Hotel Mogador, Restaurant La Vie en Rose – Agadir, Morocco | 2013 – 2015

• Led the French cuisine section, preparing and presenting dishes for a variety of high-
profile events and banquets.
• Assisted in developing seasonal menus that reflected both local and international
culinary trends.
• Monitored food preparation to ensure portion control, consistency, and food quality.
• Trained junior chefs and kitchen staff, encouraging teamwork and skill development.

Key Skills
• Culinary Leadership: Expertise in managing kitchen teams, ensuring smooth operations,
and fostering a positive team culture.
• Menu Development: Skilled in creating innovative, health-conscious, and globally
inspired menus tailored to customer preferences.
• Pastry & Bakery Expertise: Proficient in crafting artisanal baked goods and desserts
with a focus on creativity and quality.
• Cost Control & Budgeting: Demonstrated ability to manage budgets, reduce waste, and
increase profitability.
• Training & Development: Passionate about mentoring and developing staff, improving
team performance and retention.
• Sustainability Practices: Advocate for local sourcing, food waste reduction, and eco-
friendly practices.
• Food Safety & Compliance: Knowledgeable in HACCP standards and local regulations,
ensuring safe and hygienic kitchen operations.
• Crisis Management: Ability to remain calm under pressure, ensuring operations run
smoothly during high-stress situations.
• Event Planning & Execution: Experienced in organizing and executing large-scale events
with impeccable food quality and service.

Education
🎓 Diploma in Culinary Management – OFPPT, Khouribga, Morocco (2011)
🎓 Bachelor of Science – Razi, Khouribga, Morocco

Certifications & Awards


🏅 HACCP Food Hygiene Certificate – December 2018
🏅 Winner in Salon Culinaire, Category 19 Four Plates Dessert – October 2018
🏅 Level 3 Food Hygiene Certificate – March 2017
🏅 Manage First – Hospitality Management – March 31, 2017
🏅 Hospitality Management International Diploma – June 2012 - July 2012

Culinary Internships
🏨 Culinary Internship at Palais Mirage d'Atlas – Marrakech, Morocco | 2012 (6 months)

• Worked closely with senior chefs to master French cuisine techniques.


• Assisted in menu creation for large events and high-end banquets, refining presentation
and flavor balance.
• Developed time management and kitchen coordination skills in a high-pressure
environment.

🏨 Culinary Internship at Le Bernardin – Casablanca, Morocco | 2011 (3 months)

• Focused on contemporary French cuisine, perfecting cooking methods and presentation.


• Worked alongside experienced chefs to innovate dishes that met fine dining standards.
• Enhanced knife skills and garnishing techniques, contributing to dish aesthetics.

🏨 Culinary Internship at La Trattoria – Rabat, Morocco | 2011 (3 months)

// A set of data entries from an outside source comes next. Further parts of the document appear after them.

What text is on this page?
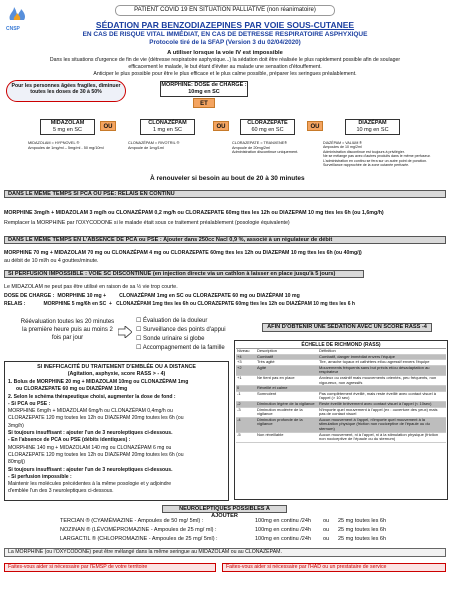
CNSP
PATIENT COVID 19 EN SITUATION PALLIATIVE (non réanimatoire)
SÉDATION PAR BENZODIAZEPINES PAR VOIE SOUS-CUTANEE
EN CAS DE RISQUE VITAL IMMÉDIAT, EN CAS DE DETRESSE RESPIRATOIRE ASPHYXIQUE
Protocole tiré de la SFAP (Version 3 du 02/04/2020)
A utiliser lorsque la voie IV est impossible
Dans les situations d'urgence de fin de vie (détresse respiratoire asphyxique...) la sédation doit être réalisée le plus rapidement possible afin de soulager
efficacement le malade, le but étant d'éviter au malade une sensation d'étouffement.
Anticiper le plus possible pour être le plus efficace et le plus calme possible, préparer les seringues préalablement.
Pour les personnes âgées fragiles, diminuer toutes les doses de 30 à 50%
MORPHINE: DOSE de CHARGE :
10mg en SC
ET
MIDAZOLAM
5 mg en SC	OU
CLONAZÉPAM
1 mg en SC	OU
CLORAZEPATE
60 mg en SC	OU
DIAZÉPAM
10 mg en SC
MIDAZOLAM = HYPNOVEL ®
Ampoules de 1mg/ml – 5mg/ml - 50 mg/10ml
CLONAZÉPAM = RIVOTRIL ®
Ampoule de 1mg/1ml
CLORAZEPATE = TRANXENE®
Ampoule de 20mg/2ml
Administration discontinue uniquement.
DIAZÉPAM = VALIUM ®
Ampoules de 10 mg/2ml
Administration discontinue est toujours à privilégier.
Ne se mélange pas avec d'autres produits dans le même perfuseur.
L'administration en continu se fera sur un autre point de ponction.
Surveillance rapprochée de la zone cutanée perfusée.
À renouveler si besoin au bout de 20 à 30 minutes
DANS LE MÊME TEMPS SI PCA OU PSE: RELAIS EN CONTINU
MORPHINE 3mg/h + MIDAZOLAM 3 mg/h ou CLONAZÉPAM 0,2 mg/h ou CLORAZEPATE 60mg ttes les 12h ou DIAZEPAM 10 mg ttes les 6h (ou 1,6mg/h)
Remplacer la MORPHINE par l'OXYCODONE si le malade était sous ce traitement préalablement (posologie équivalente)
DANS LE MÊME TEMPS EN L'ABSENCE DE PCA ou PSE : Ajouter dans 250cc Nacl 0,9 %, associé à un régulateur de débit
MORPHINE 70 mg + MIDAZOLAM 70 mg ou CLONAZÉPAM 4 mg ou CLORAZEPATE 60mg ttes les 12h ou DIAZEPAM 10 mg ttes les 6h (ou 40mg/j)
au débit de 10 ml/h ou 4 gouttes/minute.
SI PERFUSION IMPOSSIBLE : VOIE SC DISCONTINUE (en injection directe via un cathlon à laisser en place jusqu'à 5 jours)
Le MIDAZOLAM ne peut pas être utilisé en raison de sa ½ vie trop courte.
DOSE DE CHARGE :  MORPHINE 10 mg +         CLONAZÉPAM 1mg en SC ou CLORAZEPATE 60 mg ou DIAZÉPAM 10 mg
RELAIS :             MORPHINE 5 mg/6h en SC  +   CLONAZÉPAM 1mg ttes les 6h ou CLORAZEPATE 60mg ttes les 12h ou DIAZÉPAM 10 mg ttes les 6 h
Réévaluation toutes les 20 minutes la première heure puis au moins 2 fois par jour
☐ Évaluation de la douleur
☐ Surveillance des points d'appui
☐ Sonde urinaire si globe
☐ Accompagnement de la famille
SI INEFFICACITÉ DU TRAITEMENT D'EMBLÉE OU A DISTANCE
(Agitation, asphyxie, score RASS > - 4)
1. Bolus de MORPHINE 20 mg + MIDAZOLAM 10mg ou CLONAZÉPAM 1mg
ou CLORAZEPATE 60 mg ou DIAZÉPAM 10mg
2. Selon le schéma thérapeutique choisi, augmenter la dose de fond :
- Si PCA ou PSE :
MORPHINE 6mg/h + MIDAZOLAM 6mg/h ou CLONAZÉPAM 0,4mg/h ou
CLORAZEPATE 120 mg toutes les 12h ou DIAZEPAM 20mg toutes les 6h (ou
3mg/h)
Si toujours insuffisant : ajouter l'un de 3 neuroleptiques ci-dessous.
- En l'absence de PCA ou PSE (débits identiques) :
MORPHINE 140 mg + MIDAZOLAM 140 mg ou CLONAZÉPAM 6 mg ou
CLORAZEPATE 120 mg toutes les 12h ou DIAZEPAM 20mg toutes les 6h (ou
80mg/j)
Si toujours insuffisant : ajouter l'un de 3 neuroleptiques ci-dessous.
- Si perfusion impossible :
Maintenir les molécules précédentes à la même posologie et y adjoindre
d'emblée l'un des 3 neuroleptiques ci-dessous.
AFIN D'OBTENIR UNE SÉDATION AVEC UN SCORE RASS -4
ÉCHELLE DE RICHMOND (RASS)
Niveau	Description	Définition
+4	Combatif	Combatif, danger immédiat envers l'équipe
+3	Très agité	Tire, arrache tuyaux et cathéters et/ou agressif envers l'équipe
+2	Agité	Mouvements fréquents sans but précis et/ou désadaptation au respirateur
+1	Ne tient pas en place	Anxieux ou craintif mais mouvements orientés, peu fréquents, non vigoureux, non agressifs
0	Réveillé et calme	
-1	Somnolent	Pas complètement éveillé, mais reste éveillé avec contact visuel à l'appel (> 10 sec)
-2	Diminution légère de la vigilance	Reste éveillé brièvement avec contact visuel à l'appel (< 10sec)
-3	Diminution modérée de la vigilance	N'importe quel mouvement à l'appel (ex : ouverture des yeux) mais pas de contact visuel
-4	Diminution profonde de la vigilance	Aucun mouvement à l'appel, n'importe quel mouvement à la stimulation physique (friction non nociceptive de l'épaule ou du sternum)
-5	Non réveillable	Aucun mouvement, ni à l'appel, ni à la stimulation physique (friction non nociceptive de l'épaule ou du sternum)
NEUROLEPTIQUES POSSIBLES A AJOUTER
TERCIAN ® (CYAMÉMAZINE - Ampoules de 50 mg/ 5ml) :	100mg en continu /24h ou 25 mg toutes les 6h
NOZINAN ® (LÉVOMÉPROMAZINE - Ampoules de 25 mg/ ml) :	100mg en continu /24h ou 25 mg toutes les 6h
LARGACTIL ® (CHLOPROMAZINE - Ampoules de 25 mg/ 5ml) :	100mg en continu /24h ou 25 mg toutes les 6h
La MORPHINE (ou l'OXYCODONE) peut être mélangé dans la même seringue au MIDAZOLAM ou au CLONAZÉPAM.
Faites-vous aider si nécessaire par l'EMSP de votre territoire	Faites-vous aider si nécessaire par l'HAD ou un prestataire de service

• Specialized in Italian cuisine, with a focus on pasta, risotto, and seafood dishes.
• Gained hands-on experience in kitchen operations, assisting with mise en place and
food prep.
• Collaborated in creating daily specials and improving menu items based on customer
feedback.

Languages
• English: Fluent
• Arabic: Fluent
• French: Fluent

Volunteer Experience
Volunteer Chef

Hamad Hospital – Doha, Qatar | March 2020 - August 2020

• Volunteered during the COVID-19 pandemic, preparing nutritious meals for hospital
staff and patients.
• Worked under high-pressure conditions, ensuring all food adhered to hygiene and
nutritional standards.
• Assisted in food distribution, ensuring timely and safe delivery to hospital departments.
• Managed kitchen operations, including inventory and meal preparation, to support
frontline workers during a critical period.

Additional Information
• Availability: Open to relocation opportunities.